R. Michael Gallagher, the former dean of the University of Medicine and Dentistry New Jersey's School of Osteopathic Medicine, was also convicted of numerous charges in connection with his hiring of the legislator for the no-show job after Mr. Bryant used his power to make Mr. Gallagher dean at the same school, U.S. Attorney Chris Christie announced Tuesday.

Under federal sentencing guidelines each defendant faces over 15 years in prison, although U.S. District Judge Freda L. Wolfson has discretion to impose sentences outside of the range provided by those guidelines.

The investigation revealed that Mr. Bryant, who had past connections with some powerful Mercer County Democrats, took salaries from the medical school, the Gloucester County Board of Social Services, and Rutgers University Camden, despite doing little to no work for any of the institutions.

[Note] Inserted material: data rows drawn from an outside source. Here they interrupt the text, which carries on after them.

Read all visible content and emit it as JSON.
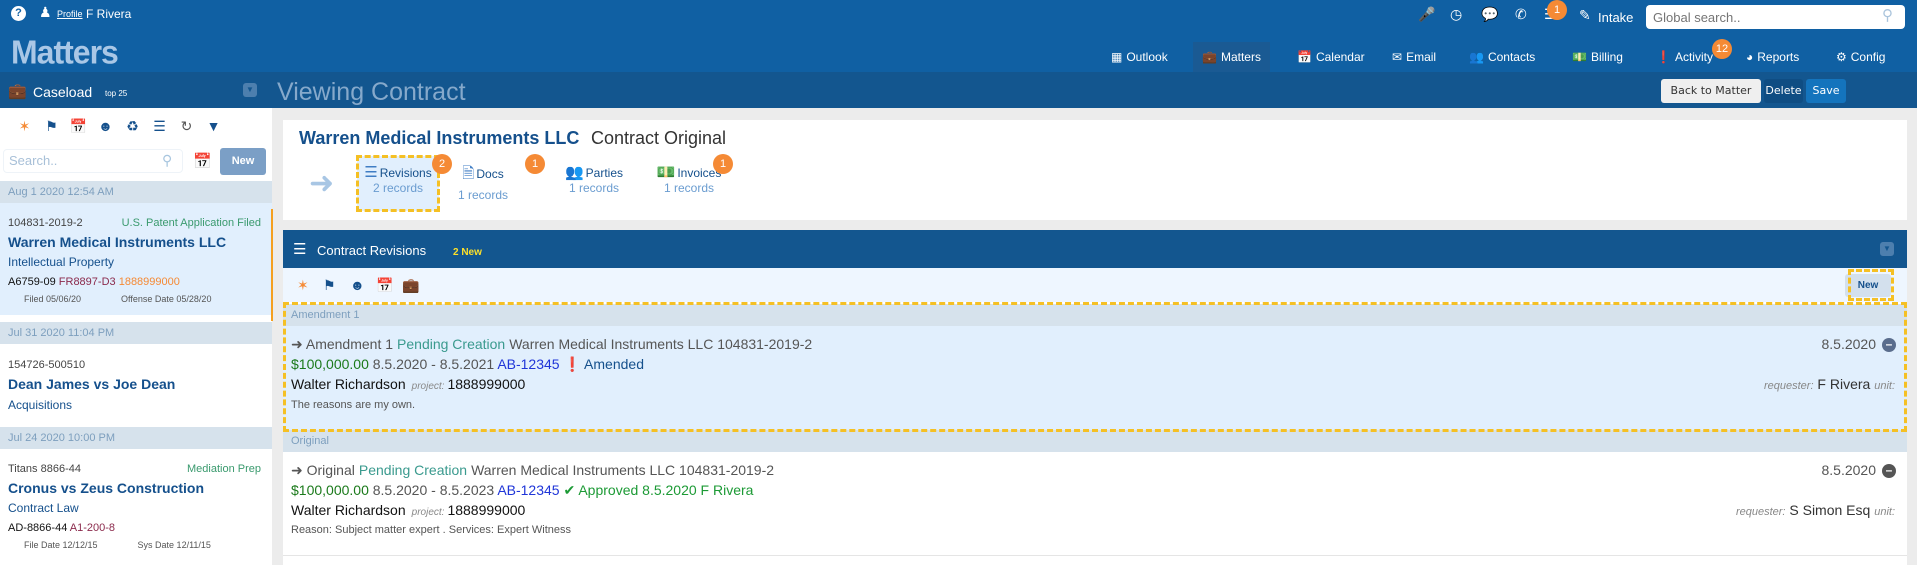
{
  "topbar": {
    "help_icon": "question-circle-icon",
    "user_icon": "user-secret-icon",
    "profile_label": "Profile",
    "username": "F Rivera",
    "brand": "Matters",
    "quick_icons": [
      "microphone-icon",
      "clock-icon",
      "chat-icon",
      "phone-icon",
      "list-icon"
    ],
    "list_badge": "1",
    "intake_label": "Intake",
    "search_placeholder": "Global search.."
  },
  "nav": {
    "items": [
      {
        "label": "Outlook",
        "icon": "grid-icon"
      },
      {
        "label": "Matters",
        "icon": "briefcase-icon",
        "active": true
      },
      {
        "label": "Calendar",
        "icon": "calendar-icon"
      },
      {
        "label": "Email",
        "icon": "envelope-icon"
      },
      {
        "label": "Contacts",
        "icon": "users-icon"
      },
      {
        "label": "Billing",
        "icon": "money-icon"
      },
      {
        "label": "Activity",
        "icon": "exclamation-icon",
        "badge": "12"
      },
      {
        "label": "Reports",
        "icon": "pie-chart-icon"
      },
      {
        "label": "Config",
        "icon": "cogs-icon"
      }
    ]
  },
  "subbar": {
    "caseload_label": "Caseload",
    "caseload_top": "top 25",
    "page_title": "Viewing Contract",
    "back_label": "Back to Matter",
    "delete_label": "Delete",
    "save_label": "Save"
  },
  "sidebar": {
    "search_placeholder": "Search..",
    "new_label": "New",
    "groups": [
      {
        "date": "Aug 1 2020 12:54 AM",
        "case": {
          "number": "104831-2019-2",
          "status": "U.S. Patent Application Filed",
          "title": "Warren Medical Instruments LLC",
          "area": "Intellectual Property",
          "ref1": "A6759-09",
          "ref2": "FR8897-D3",
          "ref3": "1888999000",
          "date1": "Filed 05/06/20",
          "date2": "Offense Date 05/28/20"
        }
      },
      {
        "date": "Jul 31 2020 11:04 PM",
        "case": {
          "number": "154726-500510",
          "title": "Dean James vs Joe Dean",
          "area": "Acquisitions"
        }
      },
      {
        "date": "Jul 24 2020 10:00 PM",
        "case": {
          "number": "Titans 8866-44",
          "status": "Mediation Prep",
          "title": "Cronus vs Zeus Construction",
          "area": "Contract Law",
          "ref1": "AD-8866-44",
          "ref2": "A1-200-8",
          "date1": "File Date 12/12/15",
          "date2": "Sys Date 12/11/15"
        }
      }
    ]
  },
  "contract": {
    "client": "Warren Medical Instruments LLC",
    "type": "Contract Original",
    "tabs": [
      {
        "label": "Revisions",
        "count": "2 records",
        "badge": "2",
        "icon": "list-icon"
      },
      {
        "label": "Docs",
        "count": "1 records",
        "badge": "1",
        "icon": "pdf-file-icon"
      },
      {
        "label": "Parties",
        "count": "1 records",
        "icon": "users-icon"
      },
      {
        "label": "Invoices",
        "count": "1 records",
        "badge": "1",
        "icon": "money-icon"
      }
    ]
  },
  "panel": {
    "title": "Contract Revisions",
    "new_count": "2 New",
    "new_label": "New",
    "revisions": [
      {
        "group": "Amendment 1",
        "name": "Amendment 1",
        "status": "Pending Creation",
        "matter": "Warren Medical Instruments LLC 104831-2019-2",
        "amount": "$100,000.00",
        "period": "8.5.2020 - 8.5.2021",
        "ref": "AB-12345",
        "state": "Amended",
        "person": "Walter Richardson",
        "project_label": "project:",
        "project": "1888999000",
        "note": "The reasons are my own.",
        "date": "8.5.2020",
        "requester_label": "requester:",
        "requester": "F Rivera",
        "unit_label": "unit:"
      },
      {
        "group": "Original",
        "name": "Original",
        "status": "Pending Creation",
        "matter": "Warren Medical Instruments LLC 104831-2019-2",
        "amount": "$100,000.00",
        "period": "8.5.2020 - 8.5.2023",
        "ref": "AB-12345",
        "state": "Approved 8.5.2020 F Rivera",
        "person": "Walter Richardson",
        "project_label": "project:",
        "project": "1888999000",
        "note": "Reason: Subject matter expert . Services: Expert Witness",
        "date": "8.5.2020",
        "requester_label": "requester:",
        "requester": "S Simon Esq",
        "unit_label": "unit:"
      }
    ]
  }
}
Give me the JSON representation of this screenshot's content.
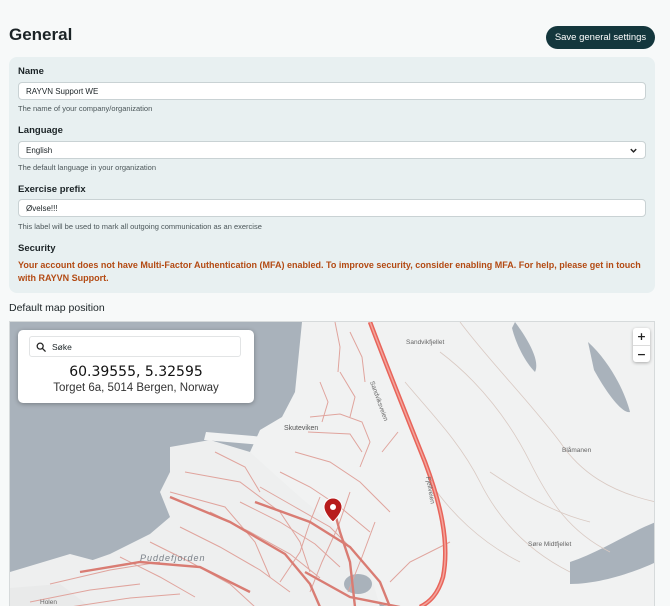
{
  "header": {
    "title": "General",
    "save_label": "Save general settings"
  },
  "form": {
    "name": {
      "label": "Name",
      "value": "RAYVN Support WE",
      "helper": "The name of your company/organization"
    },
    "language": {
      "label": "Language",
      "value": "English",
      "helper": "The default language in your organization"
    },
    "exercise_prefix": {
      "label": "Exercise prefix",
      "value": "Øvelse!!!",
      "helper": "This label will be used to mark all outgoing communication as an exercise"
    },
    "security": {
      "label": "Security",
      "warning": "Your account does not have Multi-Factor Authentication (MFA) enabled. To improve security, consider enabling MFA. For help, please get in touch with RAYVN Support."
    }
  },
  "map": {
    "section_title": "Default map position",
    "search_placeholder": "Søke",
    "coordinates": "60.39555, 5.32595",
    "address": "Torget 6a, 5014 Bergen, Norway",
    "zoom_in": "+",
    "zoom_out": "−",
    "place_labels": {
      "sandvikfjellet": "Sandvikfjellet",
      "skuteviken": "Skuteviken",
      "blamanen": "Blåmanen",
      "sore_midtfjellet": "Søre Midtfjellet",
      "puddefjorden": "Puddefjorden",
      "holen": "Holen",
      "sandviksveien": "Sandviksveien",
      "fjellveien": "Fjellveien"
    }
  },
  "colors": {
    "accent": "#14373d",
    "warning": "#b34a13",
    "panel": "#e8f0f1",
    "water": "#a9b2bb",
    "road": "#e0837a",
    "main_road": "#e8645a",
    "marker": "#b71c1c"
  },
  "icons": {
    "search": "search-icon",
    "select": "chevron-down-icon",
    "marker": "map-pin-icon"
  }
}
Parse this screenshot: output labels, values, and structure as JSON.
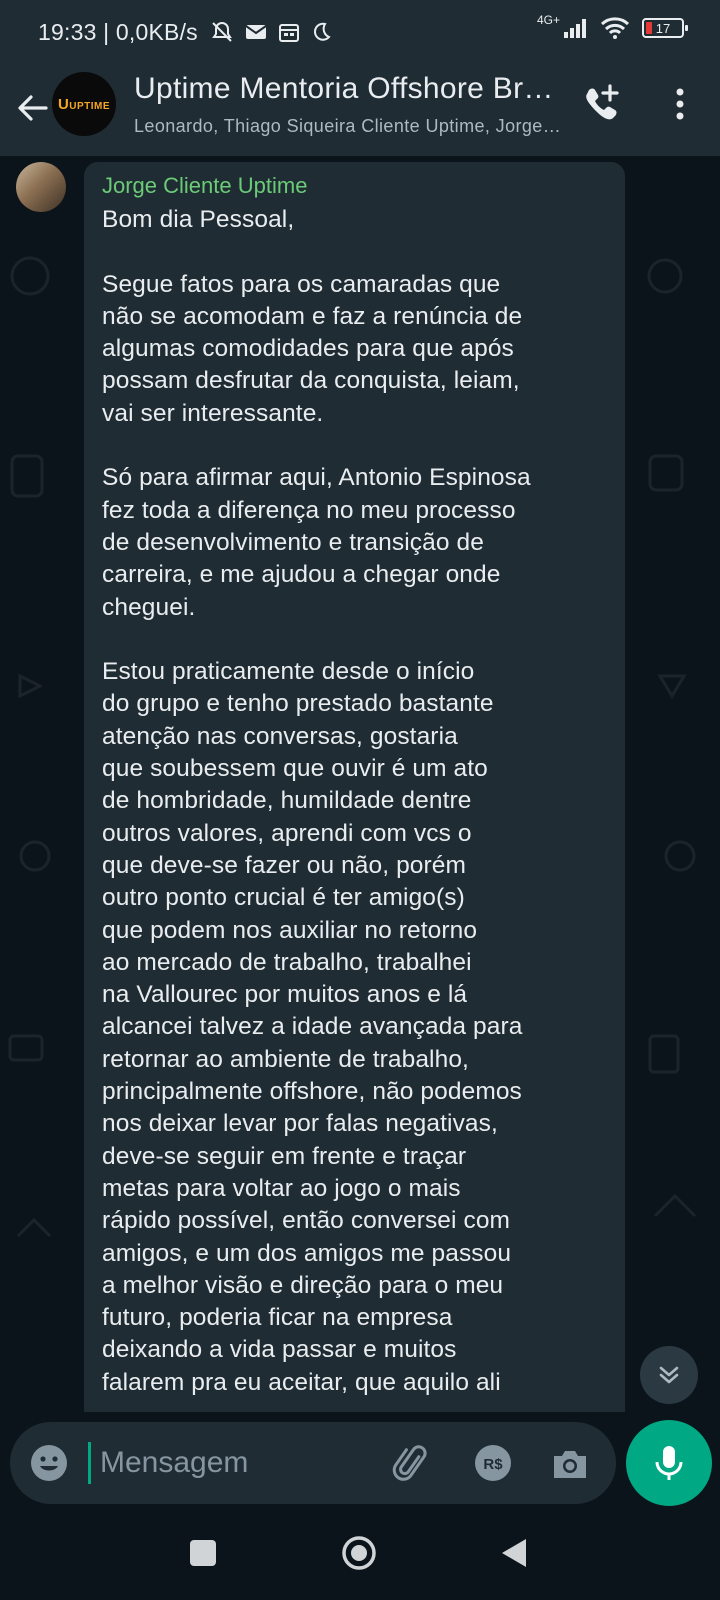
{
  "status_bar": {
    "time_speed": "19:33 | 0,0KB/s",
    "network": "4G+",
    "battery": "17",
    "battery_color": "#e53935",
    "icons": [
      "mute-bell-icon",
      "mail-icon",
      "calendar-icon",
      "moon-icon",
      "signal-icon",
      "wifi-icon",
      "battery-icon"
    ]
  },
  "header": {
    "title": "Uptime Mentoria Offshore Brasil",
    "subtitle": "Leonardo, Thiago Siqueira Cliente Uptime, Jorge Cliente Uptime",
    "logo_text": "UPTIME",
    "icons": [
      "back-arrow-icon",
      "add-call-icon",
      "more-vert-icon"
    ]
  },
  "message": {
    "sender": "Jorge Cliente Uptime",
    "sender_color": "#6bcb77",
    "text": "Bom dia Pessoal,\n\nSegue fatos para os camaradas que\nnão se acomodam e faz a renúncia de\nalgumas comodidades para que após\npossam desfrutar da conquista, leiam,\nvai ser interessante.\n\nSó para afirmar aqui, Antonio Espinosa\nfez toda a diferença no meu processo\nde desenvolvimento e transição de\ncarreira, e me ajudou a chegar onde\ncheguei.\n\nEstou praticamente desde o início\ndo grupo e tenho prestado bastante\natenção nas conversas, gostaria\nque soubessem que ouvir é um ato\nde hombridade, humildade dentre\noutros valores, aprendi com vcs o\nque deve-se fazer ou não, porém\noutro ponto crucial é ter amigo(s)\nque podem nos auxiliar no retorno\nao mercado de trabalho, trabalhei\nna Vallourec por muitos anos e lá\nalcancei talvez a idade avançada para\nretornar ao ambiente de trabalho,\nprincipalmente offshore, não podemos\nnos deixar levar por falas negativas,\ndeve-se seguir em frente e traçar\nmetas para voltar ao jogo o mais\nrápido possível, então conversei com\namigos, e um dos amigos me passou\na melhor visão e direção para o meu\nfuturo, poderia ficar na empresa\ndeixando a vida passar e muitos\nfalarem pra eu aceitar, que aquilo ali"
  },
  "composer": {
    "placeholder": "Mensagem",
    "icons": [
      "emoji-icon",
      "attach-icon",
      "payment-icon",
      "camera-icon",
      "mic-icon",
      "scroll-down-icon"
    ],
    "accent": "#00a884"
  },
  "nav_bar": {
    "icons": [
      "recents-icon",
      "home-icon",
      "back-icon"
    ]
  }
}
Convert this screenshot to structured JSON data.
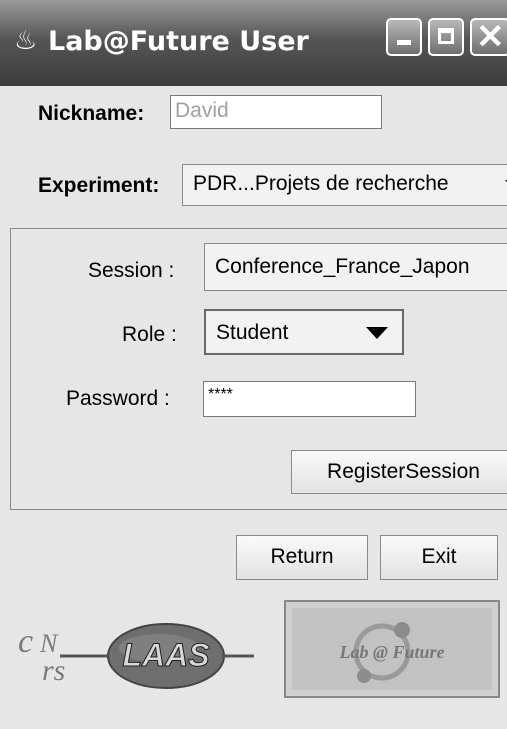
{
  "window": {
    "title": "Lab@Future User",
    "app_icon": "java-cup-icon"
  },
  "form": {
    "nickname_label": "Nickname:",
    "nickname_value": "David",
    "experiment_label": "Experiment:",
    "experiment_selected": "PDR...Projets de recherche"
  },
  "session_panel": {
    "session_label": "Session :",
    "session_selected": "Conference_France_Japon",
    "role_label": "Role :",
    "role_selected": "Student",
    "password_label": "Password :",
    "password_value": "****",
    "register_button": "RegisterSession"
  },
  "buttons": {
    "return": "Return",
    "exit": "Exit"
  },
  "logos": {
    "cnrs": "CNRS",
    "laas": "LAAS",
    "labfuture": "Lab@Future"
  },
  "colors": {
    "titlebar": "#4a4a4a",
    "background": "#e6e6e6"
  }
}
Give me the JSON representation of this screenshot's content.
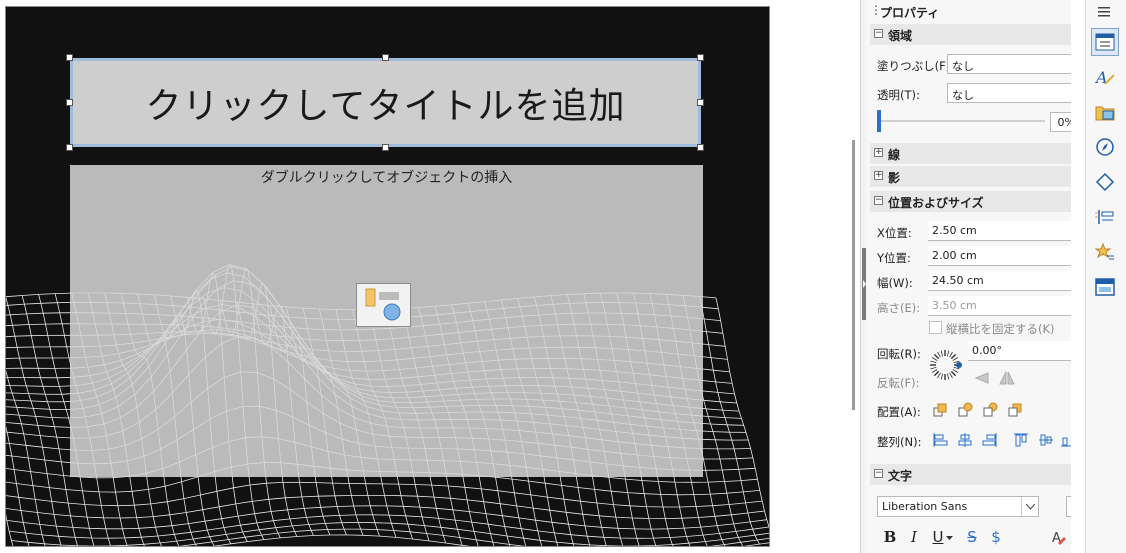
{
  "slide": {
    "title_placeholder": "クリックしてタイトルを追加",
    "content_placeholder": "ダブルクリックしてオブジェクトの挿入"
  },
  "sidebar": {
    "title": "プロパティ",
    "sections": {
      "area": {
        "label": "領域",
        "fill_label": "塗りつぶし(F):",
        "fill_value": "なし",
        "transparency_label": "透明(T):",
        "transparency_value": "なし",
        "transparency_percent": "0%",
        "transparency_level": 0
      },
      "line": {
        "label": "線"
      },
      "shadow": {
        "label": "影"
      },
      "position_size": {
        "label": "位置およびサイズ",
        "x_label": "X位置:",
        "x_value": "2.50 cm",
        "y_label": "Y位置:",
        "y_value": "2.00 cm",
        "width_label": "幅(W):",
        "width_value": "24.50 cm",
        "height_label": "高さ(E):",
        "height_value": "3.50 cm",
        "keep_ratio_label": "縦横比を固定する(K)",
        "rotation_label": "回転(R):",
        "rotation_value": "0.00°",
        "flip_label": "反転(F):",
        "arrange_label": "配置(A):",
        "align_label": "整列(N):"
      },
      "character": {
        "label": "文字",
        "font_name": "Liberation Sans",
        "format_buttons": [
          "B",
          "I",
          "U",
          "S",
          "$"
        ]
      }
    }
  },
  "tabs": [
    "properties-tab",
    "styles-tab",
    "gallery-tab",
    "navigator-tab",
    "shapes-tab",
    "slide-transition-tab",
    "animation-tab",
    "master-slides-tab"
  ],
  "colors": {
    "accent": "#2a72d0",
    "selection_border": "#9fbcdc"
  }
}
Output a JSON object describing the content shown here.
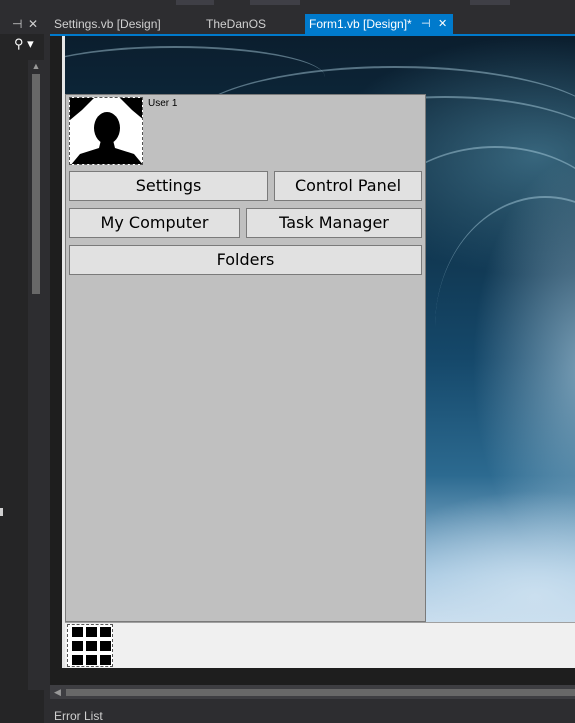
{
  "tabs": [
    {
      "label": "Settings.vb [Design]",
      "active": false
    },
    {
      "label": "TheDanOS",
      "active": false
    },
    {
      "label": "Form1.vb [Design]*",
      "active": true
    }
  ],
  "tab_controls": {
    "pin": "⊣",
    "close": "✕"
  },
  "panel_controls": {
    "pin": "⊣",
    "close": "✕",
    "search": "⚲ ▾"
  },
  "form": {
    "user_label": "User 1",
    "buttons": {
      "settings": "Settings",
      "control_panel": "Control Panel",
      "my_computer": "My Computer",
      "task_manager": "Task Manager",
      "folders": "Folders"
    }
  },
  "bottom_panel": {
    "title": "Error List"
  },
  "icons": {
    "avatar": "user-silhouette-icon",
    "start": "grid-icon",
    "scroll_left": "◀",
    "scroll_up": "▲"
  },
  "colors": {
    "accent": "#007acc",
    "ide_background": "#2d2d30",
    "menu_panel": "#c0c0c0"
  }
}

At the Gloucester County Board of Social Services Mr. Bryant worked a little over 14 hours from 2002 to 2006 yet received $200,000 in compensation, plus contributions to his state pension. Similarly, Mr. Bryant worked roughly one day a week at the medical school and successfully boosted his pension from $28,000 in 2002 to $81,000 in 2006 through this fraud, Mr. Christie said.

Mr. Bryant becomes the latest in a series of high-ranking public officials to go down on federal corruption charges brought by Mr. Christie.

The U.S. Attorney, who has secured a conviction or guilty plea from every person he has prosecuted, is resigning his office at the end of this month to make room for President Barack Obama’s eventual attorney appointee and perhaps pursue a run at the Republican gubernatorial nomination for 2009.

1 comment:

fig tree said...

Kudos to US Attorney Chris Christie for his excellent record in attacking public corruption in NJ. Here in Trenton we have in the open different forms of political arrogance, appointina police director in violation of the City residency law and then spending taxpayer dollars in a losing effort to defent that action, or appointing people to highly paid executive positions when that money would be better used putting polce on the streets of the most dangerous neighborhoods in Trenton, thus protecting the law abiding citizens who live there.